On June 11, the day after Gita's death, two dozen animal rights activists protested at the zoo's gates, calling on the zoo to move its remaining two elephants, Ruby and Billy, to a more spacious animal sanctuary. Activists and members of the Los Angeles Indian community held a memorial service for Gita on June 14. A Hindu priest from Malibu officiated at the ceremony.

==Investigation and fine==
A USDA investigation into the deaths of Gita and a chimpanzee named Judeo cited the Los Angeles Zoo for violations and imposed a fine of $3,281. The zoo paid the fine in January 2008, but its signing of the agreement did not admit culpability for the violations. According to the agreement, the zoo "failed to assure an elephant received veterinary care in adequate time. Elephant Gita was found in an awkward position around 9 p.m., and veterinarians were not alerted to Gita's condition until around 5 a.m. the next day".

A necropsy reported blockages in the right chamber and major vessels of the elephant's heart, citing the cause of death as heart failure brought on by blood clots which had begun forming 3 to 5 days before death. The study could not determine whether inattention to Gita's heart condition contributed to her death.

Gita is either the 12th or the 14th elephant to die at the Los Angeles Zoo since 1968. There have been only four elephant deaths since 1992, when the zoo changed its policy of keeping elephants all night in barns with concrete floors and instead provided dirt yards that are easier on their feet. According to John Lewis, zoo director, "Despite how we took care of them, we're paying the price for how they were treated in their earlier lives — no exercise, being kept on concrete."

==Public outcry==
In response to the deaths of Gita and other elephants at the L.A. Zoo, public opposition to the keeping of elephants on zoo grounds continued for the next 21/2 years. In May 2007, Ruby, the zoo's 45-year-old African elephant, was moved to a northern California sanctuary. In January 2009, the Los Angeles City Council held a final vote approving plans to create a $42 million, six-acre elephant sanctuary at the L.A. Zoo called Pachyderm Forest.
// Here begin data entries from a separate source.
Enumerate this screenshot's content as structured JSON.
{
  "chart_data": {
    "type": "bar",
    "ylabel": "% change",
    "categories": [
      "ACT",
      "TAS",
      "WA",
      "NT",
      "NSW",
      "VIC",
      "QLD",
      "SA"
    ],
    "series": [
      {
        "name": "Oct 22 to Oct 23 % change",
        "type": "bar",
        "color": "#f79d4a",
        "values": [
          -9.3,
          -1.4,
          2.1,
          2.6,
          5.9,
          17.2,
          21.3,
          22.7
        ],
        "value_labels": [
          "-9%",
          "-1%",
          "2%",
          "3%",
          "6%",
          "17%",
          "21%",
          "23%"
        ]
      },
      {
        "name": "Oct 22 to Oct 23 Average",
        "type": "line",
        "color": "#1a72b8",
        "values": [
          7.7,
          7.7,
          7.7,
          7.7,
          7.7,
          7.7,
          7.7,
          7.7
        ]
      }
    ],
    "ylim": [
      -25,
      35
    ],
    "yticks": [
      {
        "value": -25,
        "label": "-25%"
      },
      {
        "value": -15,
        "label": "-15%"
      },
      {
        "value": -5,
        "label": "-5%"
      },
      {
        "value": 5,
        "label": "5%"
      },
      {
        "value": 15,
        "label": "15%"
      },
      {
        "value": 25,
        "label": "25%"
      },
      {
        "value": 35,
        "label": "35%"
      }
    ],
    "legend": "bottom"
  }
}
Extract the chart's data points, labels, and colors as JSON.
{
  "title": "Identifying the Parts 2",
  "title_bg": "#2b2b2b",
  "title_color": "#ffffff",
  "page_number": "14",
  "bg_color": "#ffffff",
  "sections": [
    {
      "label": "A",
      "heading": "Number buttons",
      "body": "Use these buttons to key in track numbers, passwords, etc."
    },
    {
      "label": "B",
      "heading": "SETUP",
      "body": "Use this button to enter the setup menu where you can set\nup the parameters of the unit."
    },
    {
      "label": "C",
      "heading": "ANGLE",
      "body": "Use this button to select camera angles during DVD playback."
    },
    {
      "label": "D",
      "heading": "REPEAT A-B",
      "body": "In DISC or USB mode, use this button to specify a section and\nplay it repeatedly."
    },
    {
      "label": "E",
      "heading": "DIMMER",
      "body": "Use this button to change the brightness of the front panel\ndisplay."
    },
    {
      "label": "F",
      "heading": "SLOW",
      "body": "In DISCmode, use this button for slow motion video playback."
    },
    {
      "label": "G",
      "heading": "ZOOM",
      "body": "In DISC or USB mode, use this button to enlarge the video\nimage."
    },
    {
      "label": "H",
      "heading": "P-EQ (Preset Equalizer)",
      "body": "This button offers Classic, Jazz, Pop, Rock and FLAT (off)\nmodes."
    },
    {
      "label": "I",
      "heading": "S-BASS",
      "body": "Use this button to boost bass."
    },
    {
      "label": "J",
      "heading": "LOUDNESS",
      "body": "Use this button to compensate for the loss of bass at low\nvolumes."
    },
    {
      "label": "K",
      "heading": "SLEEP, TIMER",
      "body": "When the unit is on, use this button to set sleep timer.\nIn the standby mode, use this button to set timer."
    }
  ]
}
Activists protested the decision, claiming the expansion was not big enough to guarantee the elephants' survival in captivity. They were supported by celebrities who also appeared before the city council, including Cher, Lily Tomlin and Robert Culp. Former game show host Bob Barker had earlier offered to pay $1.5 million to move the zoo's last elephant, Billy, to a northern California sanctuary.